Another example of Poka Yoke in OpenMRS:

https://tickets.openmrs.org/browse/TRUNK-2517
"Write a unit test that checks for Deprecated methods in DWRServices"

Gurpreet said...

Test driven decoupling by owen rogers in agile india 2013 also ends up creating poka yokes where you write a unit test that enforces and checks if an invalid package dependency is being introduced in code.
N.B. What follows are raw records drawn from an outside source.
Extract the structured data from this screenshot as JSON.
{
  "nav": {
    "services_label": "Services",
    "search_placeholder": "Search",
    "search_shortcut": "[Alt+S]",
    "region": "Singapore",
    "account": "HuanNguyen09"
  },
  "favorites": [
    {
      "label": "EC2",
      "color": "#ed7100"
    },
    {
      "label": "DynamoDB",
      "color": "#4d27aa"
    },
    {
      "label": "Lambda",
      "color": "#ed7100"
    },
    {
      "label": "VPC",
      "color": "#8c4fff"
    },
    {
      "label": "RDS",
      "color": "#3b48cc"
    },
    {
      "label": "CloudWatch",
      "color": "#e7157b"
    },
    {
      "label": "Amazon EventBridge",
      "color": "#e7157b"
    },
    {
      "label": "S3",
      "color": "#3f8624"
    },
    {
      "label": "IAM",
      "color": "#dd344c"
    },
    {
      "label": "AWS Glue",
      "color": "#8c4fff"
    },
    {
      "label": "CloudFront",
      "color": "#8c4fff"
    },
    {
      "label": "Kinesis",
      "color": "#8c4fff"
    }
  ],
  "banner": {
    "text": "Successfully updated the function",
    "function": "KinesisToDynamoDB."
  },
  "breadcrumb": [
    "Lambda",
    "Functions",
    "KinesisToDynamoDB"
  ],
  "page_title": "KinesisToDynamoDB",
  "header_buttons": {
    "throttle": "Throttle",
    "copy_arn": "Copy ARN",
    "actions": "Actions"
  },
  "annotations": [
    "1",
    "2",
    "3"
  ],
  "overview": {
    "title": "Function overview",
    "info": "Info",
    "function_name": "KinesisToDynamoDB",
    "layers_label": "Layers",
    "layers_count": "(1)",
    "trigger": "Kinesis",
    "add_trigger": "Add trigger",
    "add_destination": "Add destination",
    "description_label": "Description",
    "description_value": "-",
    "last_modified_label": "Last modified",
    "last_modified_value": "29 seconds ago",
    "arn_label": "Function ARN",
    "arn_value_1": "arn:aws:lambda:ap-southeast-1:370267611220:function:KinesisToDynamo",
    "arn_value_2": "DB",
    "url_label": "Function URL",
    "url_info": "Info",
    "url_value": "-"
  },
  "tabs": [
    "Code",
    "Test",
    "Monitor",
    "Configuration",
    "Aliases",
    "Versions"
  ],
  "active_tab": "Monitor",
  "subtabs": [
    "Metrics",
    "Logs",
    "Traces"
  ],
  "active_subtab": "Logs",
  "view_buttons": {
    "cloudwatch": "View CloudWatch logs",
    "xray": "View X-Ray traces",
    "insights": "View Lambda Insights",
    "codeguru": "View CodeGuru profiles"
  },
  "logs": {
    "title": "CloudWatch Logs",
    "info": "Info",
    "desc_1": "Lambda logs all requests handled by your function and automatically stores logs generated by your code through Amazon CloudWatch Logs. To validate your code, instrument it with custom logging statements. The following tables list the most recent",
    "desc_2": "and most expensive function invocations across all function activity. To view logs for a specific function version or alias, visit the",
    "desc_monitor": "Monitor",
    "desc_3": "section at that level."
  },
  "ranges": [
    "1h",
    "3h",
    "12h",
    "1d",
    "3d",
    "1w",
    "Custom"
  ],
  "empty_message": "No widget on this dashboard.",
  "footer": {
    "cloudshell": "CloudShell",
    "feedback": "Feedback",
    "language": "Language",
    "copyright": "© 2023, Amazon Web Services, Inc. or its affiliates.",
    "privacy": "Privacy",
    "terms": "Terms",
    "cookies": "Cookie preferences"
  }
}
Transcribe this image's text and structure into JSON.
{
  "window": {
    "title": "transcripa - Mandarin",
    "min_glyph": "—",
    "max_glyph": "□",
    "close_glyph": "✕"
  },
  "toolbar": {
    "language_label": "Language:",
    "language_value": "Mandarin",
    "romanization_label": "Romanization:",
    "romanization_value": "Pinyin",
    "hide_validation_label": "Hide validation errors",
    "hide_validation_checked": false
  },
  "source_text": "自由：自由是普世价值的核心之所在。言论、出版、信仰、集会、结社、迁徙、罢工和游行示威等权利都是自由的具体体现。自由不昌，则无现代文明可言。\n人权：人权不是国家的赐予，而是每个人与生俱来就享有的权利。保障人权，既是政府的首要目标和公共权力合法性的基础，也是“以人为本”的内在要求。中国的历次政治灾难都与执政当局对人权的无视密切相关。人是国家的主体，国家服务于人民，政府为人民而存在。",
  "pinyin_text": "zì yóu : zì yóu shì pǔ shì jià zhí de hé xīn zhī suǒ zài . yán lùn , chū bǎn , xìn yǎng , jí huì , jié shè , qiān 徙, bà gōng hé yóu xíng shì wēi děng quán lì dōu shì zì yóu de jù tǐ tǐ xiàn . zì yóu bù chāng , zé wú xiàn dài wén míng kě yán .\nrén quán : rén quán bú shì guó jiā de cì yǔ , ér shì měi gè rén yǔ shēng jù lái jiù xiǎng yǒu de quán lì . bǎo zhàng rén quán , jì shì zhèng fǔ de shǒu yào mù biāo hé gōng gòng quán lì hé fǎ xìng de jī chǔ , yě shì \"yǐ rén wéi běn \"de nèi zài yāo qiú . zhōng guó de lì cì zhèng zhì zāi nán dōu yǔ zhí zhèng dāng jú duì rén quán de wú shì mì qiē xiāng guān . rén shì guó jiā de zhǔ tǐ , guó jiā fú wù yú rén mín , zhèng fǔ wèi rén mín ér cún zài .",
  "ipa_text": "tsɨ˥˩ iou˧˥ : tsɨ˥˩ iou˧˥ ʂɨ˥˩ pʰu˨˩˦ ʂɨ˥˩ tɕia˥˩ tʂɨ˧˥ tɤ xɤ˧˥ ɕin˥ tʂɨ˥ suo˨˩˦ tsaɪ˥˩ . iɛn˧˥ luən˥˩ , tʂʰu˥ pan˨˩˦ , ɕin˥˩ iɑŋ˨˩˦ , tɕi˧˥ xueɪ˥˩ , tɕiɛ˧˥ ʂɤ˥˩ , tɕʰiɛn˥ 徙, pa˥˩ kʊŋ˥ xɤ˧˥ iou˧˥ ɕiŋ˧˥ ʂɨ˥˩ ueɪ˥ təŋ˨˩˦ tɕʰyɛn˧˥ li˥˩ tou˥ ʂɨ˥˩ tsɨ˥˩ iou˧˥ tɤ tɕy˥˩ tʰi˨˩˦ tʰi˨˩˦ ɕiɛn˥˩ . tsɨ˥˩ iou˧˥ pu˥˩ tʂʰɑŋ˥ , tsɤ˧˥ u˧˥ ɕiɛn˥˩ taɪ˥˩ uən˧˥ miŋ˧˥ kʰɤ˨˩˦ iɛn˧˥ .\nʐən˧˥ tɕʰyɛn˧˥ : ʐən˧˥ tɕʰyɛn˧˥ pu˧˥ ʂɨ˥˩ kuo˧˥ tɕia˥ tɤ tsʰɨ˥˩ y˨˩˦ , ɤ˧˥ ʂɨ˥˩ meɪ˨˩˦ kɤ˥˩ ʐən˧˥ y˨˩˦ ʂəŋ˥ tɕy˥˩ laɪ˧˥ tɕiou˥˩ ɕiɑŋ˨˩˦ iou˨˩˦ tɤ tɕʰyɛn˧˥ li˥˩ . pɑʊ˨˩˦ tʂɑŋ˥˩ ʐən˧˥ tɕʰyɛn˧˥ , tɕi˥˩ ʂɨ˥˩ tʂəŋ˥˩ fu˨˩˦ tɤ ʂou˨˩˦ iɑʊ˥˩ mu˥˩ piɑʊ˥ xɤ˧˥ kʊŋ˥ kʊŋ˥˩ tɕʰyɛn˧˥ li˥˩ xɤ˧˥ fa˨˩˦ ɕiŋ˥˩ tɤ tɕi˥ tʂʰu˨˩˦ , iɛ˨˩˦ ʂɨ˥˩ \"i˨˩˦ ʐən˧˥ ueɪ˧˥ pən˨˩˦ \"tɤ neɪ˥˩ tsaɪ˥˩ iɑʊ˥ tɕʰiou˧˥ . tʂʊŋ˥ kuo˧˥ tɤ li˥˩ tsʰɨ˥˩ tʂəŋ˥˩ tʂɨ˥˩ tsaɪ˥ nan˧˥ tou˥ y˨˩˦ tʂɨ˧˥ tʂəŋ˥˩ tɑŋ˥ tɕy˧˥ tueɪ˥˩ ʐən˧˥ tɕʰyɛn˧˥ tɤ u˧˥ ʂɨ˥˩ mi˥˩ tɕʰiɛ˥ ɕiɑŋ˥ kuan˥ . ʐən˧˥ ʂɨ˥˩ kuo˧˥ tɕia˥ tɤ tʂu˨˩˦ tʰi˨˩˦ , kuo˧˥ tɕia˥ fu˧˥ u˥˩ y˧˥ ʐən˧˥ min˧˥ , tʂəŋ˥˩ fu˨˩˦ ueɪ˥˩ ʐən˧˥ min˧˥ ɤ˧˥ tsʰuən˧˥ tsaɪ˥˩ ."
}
http://betterconf.com/agileindia2013/index.html#session-94-info

Jason Yip said...

Poke yoke should really only refer to devices or designs that prevent particular mistakes. Fast detection is more jidoka.

Gurpreet said...

Jason, I am not sure I understand you fully. Wikipedia says the following: http://en.wikipedia.org/wiki/Poka-yoke Shingo distinguished between the concepts of inevitable human mistakes and defects in the production. Defects occur when the mistakes are allowed to reach the customer. The aim of poka-yoke is to design the process so that mistakes can be detected and corrected immediately, eliminating defects at the source. And then it also says: Shingo argued that errors are inevitable in any manufacturing process, but that if appropriate poka-yokes are implemented, then mistakes can be caught quickly and prevented from resulting in defects. Can you elaborate more, hopefully with an example. Thanks.

Jason Yip said...

My impression is that poka yoke (aka mistake proofing) is about design of systems and methods to prevent mistakes whereas jidoka is the design of systems and methods where mistakes are detected to allow a human to correct them before leaking to the next stage.

For example, a continuous integration system is an example of jidoka. I might commit something that doesn't work but it will notify me of the mistake.

For poke yoke, the example that comes to mind is designing a language that prevents certain kinds of defects, see D.

Looking closer, it looks like Shingo considered those both types of "mistake proofing".